Mallenia stieg zum Dritten und setzte sich auf den Sack neben ihn. Ihre Augen musterten das faltige Gesicht ihres Gefangenen; dabei langte sie neben sich und zog eine Decke heran, die sie sich um die Schultern legte.
Mallenia trug dünne, dunkle Kleidung anstelle einer schützenden Panzerung, was ein ausgesprochenes Wagnis war, wenn man ihre Mission bedachte, doch es war nicht anders gegangen, damit sie überhaupt in den Sack gepasst hatte.
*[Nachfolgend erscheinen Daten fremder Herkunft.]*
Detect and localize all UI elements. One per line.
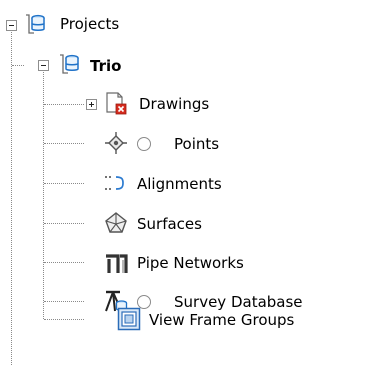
points-crosshair-icon [104, 131, 128, 155]
tree-branch-surfaces [44, 223, 84, 224]
tree-branch-survey-database [44, 301, 84, 302]
database-folder-icon [23, 12, 47, 36]
tree-branch-points [44, 143, 84, 144]
tree-item-projects[interactable]: Projects [60, 14, 119, 34]
tree-branch-view-frame-groups [44, 319, 84, 320]
database-folder-icon [57, 52, 81, 76]
tree-line-root [11, 29, 12, 365]
tree-branch-pipe-networks [44, 262, 84, 263]
tree-item-trio[interactable]: Trio [90, 56, 121, 76]
tree-item-drawings[interactable]: Drawings [139, 94, 209, 114]
expand-toggle-drawings[interactable] [86, 99, 97, 110]
surfaces-icon [104, 211, 128, 235]
view-frame-groups-icon [117, 307, 141, 331]
collapse-toggle-projects[interactable] [6, 20, 17, 31]
tree-item-survey-database[interactable]: Survey Database [174, 292, 303, 312]
alignments-icon [104, 171, 128, 195]
points-radio-button[interactable] [137, 137, 151, 151]
tree-branch-drawings [44, 104, 84, 105]
tree-item-surfaces[interactable]: Surfaces [137, 214, 202, 234]
tree-item-pipe-networks[interactable]: Pipe Networks [137, 253, 244, 273]
pipe-networks-icon [104, 250, 128, 274]
tree-line-project [43, 69, 44, 319]
tree-item-view-frame-groups[interactable]: View Frame Groups [149, 310, 294, 330]
tree-item-alignments[interactable]: Alignments [137, 174, 222, 194]
tree-branch-project [12, 65, 24, 66]
tree-branch-alignments [44, 183, 84, 184]
drawings-error-icon [104, 91, 128, 115]
tree-item-points[interactable]: Points [174, 134, 219, 154]
collapse-toggle-trio[interactable] [38, 60, 49, 71]
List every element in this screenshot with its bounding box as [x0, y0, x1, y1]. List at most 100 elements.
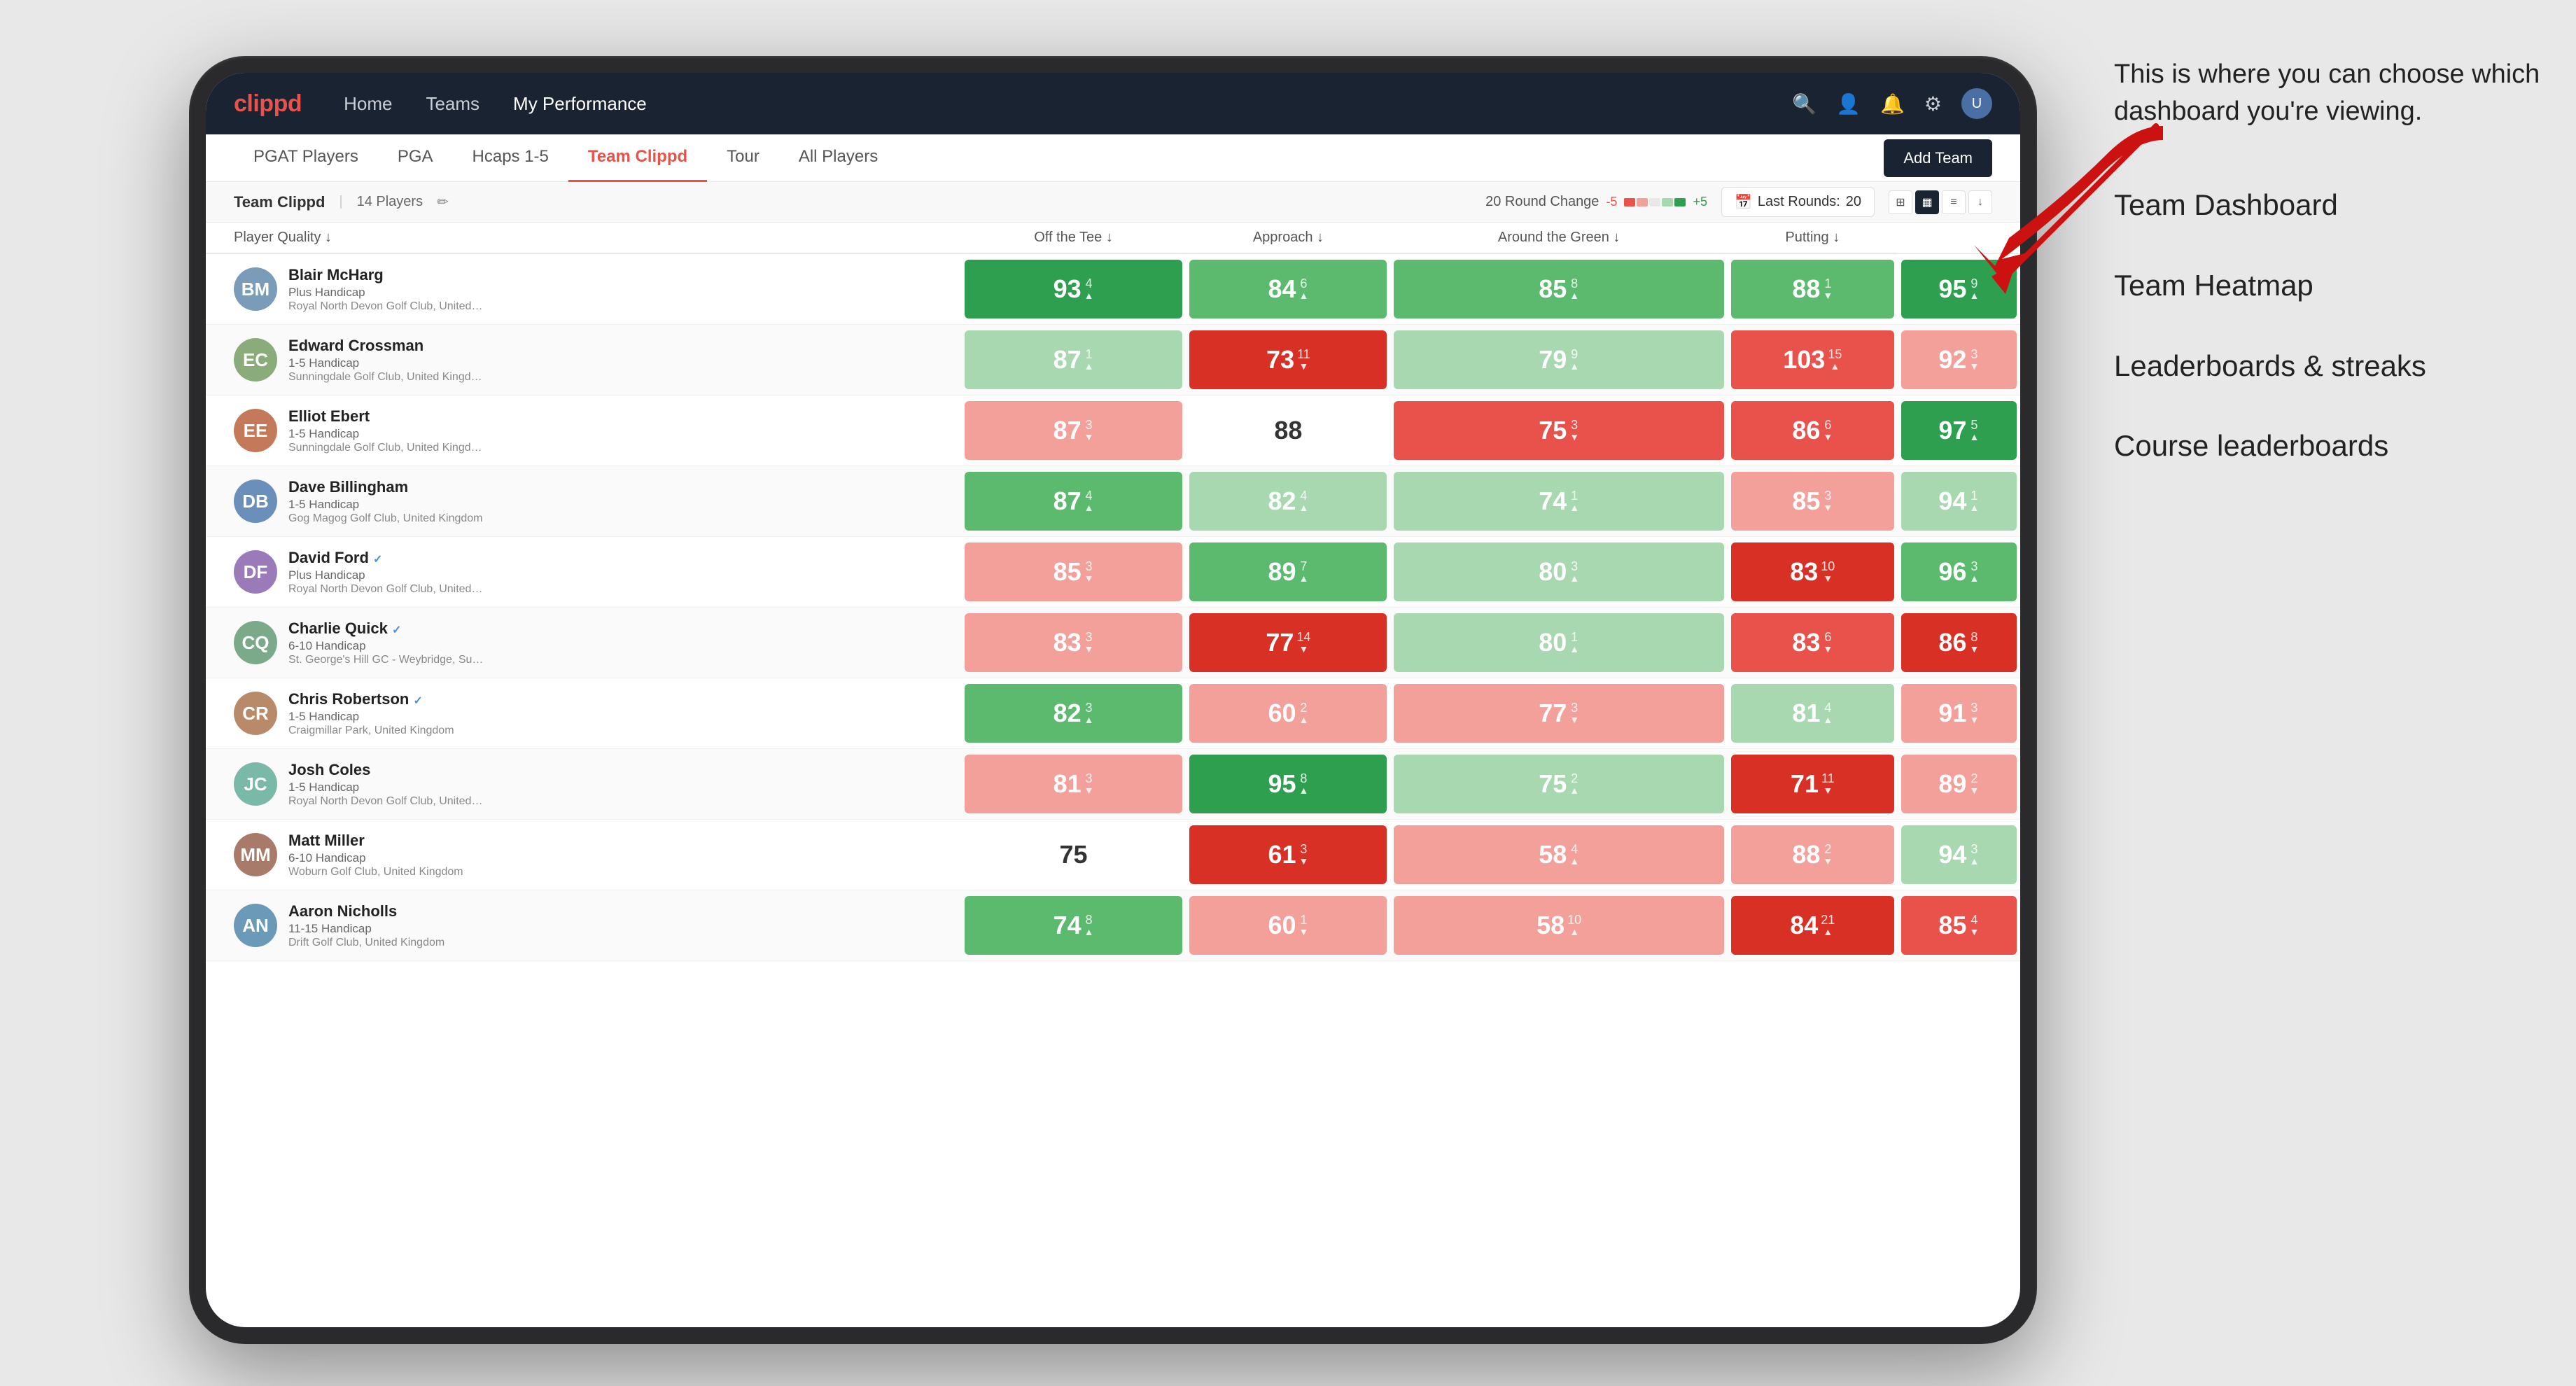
player-info: Josh Coles 1-5 Handicap Royal North Devo… — [288, 761, 947, 808]
metric-change: 7 ▲ — [1299, 560, 1309, 584]
metric-change: 4 ▲ — [1823, 701, 1833, 725]
metric-value: 71 — [1791, 769, 1819, 799]
grid-view-button[interactable]: ⊞ — [1889, 190, 1912, 214]
change-arrow: ▲ — [1569, 573, 1579, 584]
change-arrow: ▼ — [1823, 855, 1833, 867]
metric-change: 5 ▲ — [1969, 419, 1979, 442]
change-arrow: ▲ — [1084, 360, 1094, 372]
player-club: Drift Golf Club, United Kingdom — [288, 937, 484, 949]
metric-change: 3 ▼ — [1084, 631, 1094, 654]
metric-value: 88 — [1792, 840, 1820, 869]
edit-icon[interactable]: ✏ — [437, 193, 449, 211]
table-row[interactable]: DB Dave Billingham 1-5 Handicap Gog Mago… — [206, 466, 2020, 537]
player-name: Edward Crossman — [288, 337, 947, 355]
annotation-list: Team Dashboard Team Heatmap Leaderboards… — [2114, 186, 2548, 465]
change-num: 3 — [1086, 772, 1093, 785]
sub-nav: PGAT Players PGA Hcaps 1-5 Team Clippd T… — [206, 134, 2020, 182]
metric-change: 2 ▲ — [1299, 701, 1309, 725]
change-arrow: ▲ — [1299, 290, 1309, 301]
last-rounds-value: 20 — [1846, 194, 1861, 210]
table-row[interactable]: CR Chris Robertson ✓ 1-5 Handicap Craigm… — [206, 678, 2020, 749]
metric-change: 6 ▼ — [1823, 631, 1833, 654]
change-arrow: ▲ — [1569, 360, 1579, 372]
metric-value: 85 — [1539, 274, 1567, 304]
annotation-leaderboards: Leaderboards & streaks — [2114, 347, 2548, 386]
table-row[interactable]: EE Elliot Ebert 1-5 Handicap Sunningdale… — [206, 396, 2020, 466]
change-arrow: ▼ — [1084, 431, 1094, 442]
annotation-team-heatmap: Team Heatmap — [2114, 267, 2548, 305]
change-num: 5 — [1970, 419, 1977, 431]
metric-putting: 86 8 ▼ — [1898, 608, 2020, 678]
heatmap-view-button[interactable]: ▦ — [1915, 190, 1939, 214]
metric-value: 94 — [1938, 840, 1966, 869]
player-handicap: 11-15 Handicap — [288, 922, 947, 936]
subnav-tour[interactable]: Tour — [707, 134, 779, 182]
metric-change: 10 ▲ — [1567, 913, 1581, 937]
change-num: 6 — [1824, 631, 1831, 643]
subnav-hcaps[interactable]: Hcaps 1-5 — [453, 134, 568, 182]
table-row[interactable]: BM Blair McHarg Plus Handicap Royal Nort… — [206, 253, 2020, 325]
main-content: Player Quality ↓ Off the Tee ↓ Approach … — [206, 223, 2020, 1327]
player-info: Dave Billingham 1-5 Handicap Gog Magog G… — [288, 478, 947, 525]
annotation-course-leaderboards: Course leaderboards — [2114, 427, 2548, 465]
scale-seg-1 — [1624, 198, 1635, 206]
metric-value: 77 — [1539, 699, 1567, 728]
metric-change: 3 ▼ — [1569, 419, 1579, 442]
metric-value: 93 — [1054, 274, 1082, 304]
change-num: 3 — [1086, 631, 1093, 643]
last-rounds-button[interactable]: 📅 Last Rounds: 20 — [1721, 187, 1875, 217]
player-handicap: 6-10 Handicap — [288, 639, 947, 653]
change-arrow: ▼ — [1969, 360, 1979, 372]
nav-link-home[interactable]: Home — [344, 93, 392, 115]
change-num: 3 — [1970, 560, 1977, 573]
change-num: 2 — [1970, 772, 1977, 785]
table-row[interactable]: MM Matt Miller 6-10 Handicap Woburn Golf… — [206, 820, 2020, 890]
metric-playerQuality: 75 — [961, 820, 1186, 890]
metric-change: 3 ▲ — [1084, 701, 1094, 725]
logo: clippd — [234, 90, 302, 118]
metric-change: 3 ▼ — [1969, 701, 1979, 725]
metric-change: 11 ▼ — [1297, 348, 1310, 372]
change-arrow: ▲ — [1569, 502, 1579, 513]
metric-change: 4 ▲ — [1084, 277, 1094, 301]
search-icon[interactable]: 🔍 — [1792, 92, 1816, 115]
metric-playerQuality: 81 3 ▼ — [961, 749, 1186, 820]
metric-aroundGreen: 83 6 ▼ — [1728, 608, 1898, 678]
change-num: 4 — [1086, 489, 1093, 502]
player-handicap: 1-5 Handicap — [288, 780, 947, 794]
player-handicap: 1-5 Handicap — [288, 356, 947, 370]
player-avatar: JC — [234, 762, 277, 806]
nav-link-myperformance[interactable]: My Performance — [513, 93, 647, 115]
metric-offTee: 77 14 ▼ — [1186, 608, 1390, 678]
metric-offTee: 88 — [1186, 396, 1390, 466]
ipad-screen: clippd Home Teams My Performance 🔍 👤 🔔 ⚙… — [206, 73, 2020, 1327]
change-arrow: ▼ — [1823, 643, 1833, 654]
change-num: 2 — [1571, 772, 1578, 785]
metric-change: 1 ▲ — [1569, 489, 1579, 513]
change-arrow: ▲ — [1299, 502, 1309, 513]
metric-value: 83 — [1792, 628, 1820, 657]
table-row[interactable]: CQ Charlie Quick ✓ 6-10 Handicap St. Geo… — [206, 608, 2020, 678]
subnav-pgat[interactable]: PGAT Players — [234, 134, 378, 182]
metric-change: 1 ▼ — [1823, 277, 1833, 301]
table-row[interactable]: JC Josh Coles 1-5 Handicap Royal North D… — [206, 749, 2020, 820]
table-row[interactable]: AN Aaron Nicholls 11-15 Handicap Drift G… — [206, 890, 2020, 961]
metric-playerQuality: 82 3 ▲ — [961, 678, 1186, 749]
player-cell-9: AN Aaron Nicholls 11-15 Handicap Drift G… — [206, 890, 961, 961]
nav-link-teams[interactable]: Teams — [426, 93, 479, 115]
table-row[interactable]: EC Edward Crossman 1-5 Handicap Sunningd… — [206, 325, 2020, 396]
metric-change: 3 ▼ — [1299, 843, 1309, 867]
change-num: 3 — [1086, 701, 1093, 714]
subnav-pga[interactable]: PGA — [378, 134, 453, 182]
change-num: 2 — [1300, 701, 1307, 714]
player-avatar: DF — [234, 550, 277, 594]
metric-approach: 80 3 ▲ — [1390, 537, 1727, 608]
subnav-allplayers[interactable]: All Players — [779, 134, 897, 182]
subnav-teamclippd[interactable]: Team Clippd — [568, 134, 707, 182]
change-num: 3 — [1571, 701, 1578, 714]
metric-change: 8 ▲ — [1084, 913, 1094, 937]
people-icon[interactable]: 👤 — [1836, 92, 1861, 115]
change-arrow: ▲ — [1969, 573, 1979, 584]
table-row[interactable]: DF David Ford ✓ Plus Handicap Royal Nort… — [206, 537, 2020, 608]
bell-icon[interactable]: 🔔 — [1880, 92, 1905, 115]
Ihre langen, blonden Haare waren zu einem Zopf geflochten. Die schwarzen Schnürstiefel gingen ihr bis an die Knie, zwei Dolchgriffe ragten aus den Schäften. In ihrer anderen Hand hielt sie eine schmale Handarmbrust, und sie zielte wieder auf Hargorin. »Und jetzt?«, fragte der Dritte abfällig.
»Werden wir den Zehnten in Sicherheit bringen und bei Gelegenheit an Idosläns Bürger verteilen, denen er gehört. Und nicht dir oder deinen Herren«, erwiderte sie wütend. »Ihr seid nichts weiter als Besatzer! Euch gebührt der Tod und keine einzige Münze!« Hargorin schien etwas sagen zu wollen, doch er überlegte es sich anders. Er sah kurz zu dem Mann mit dem Säbel, dann senkte er seine Stimme. »Was immer du tust, denke an deine Familie«, flüsterte er ihr plötzlich zu.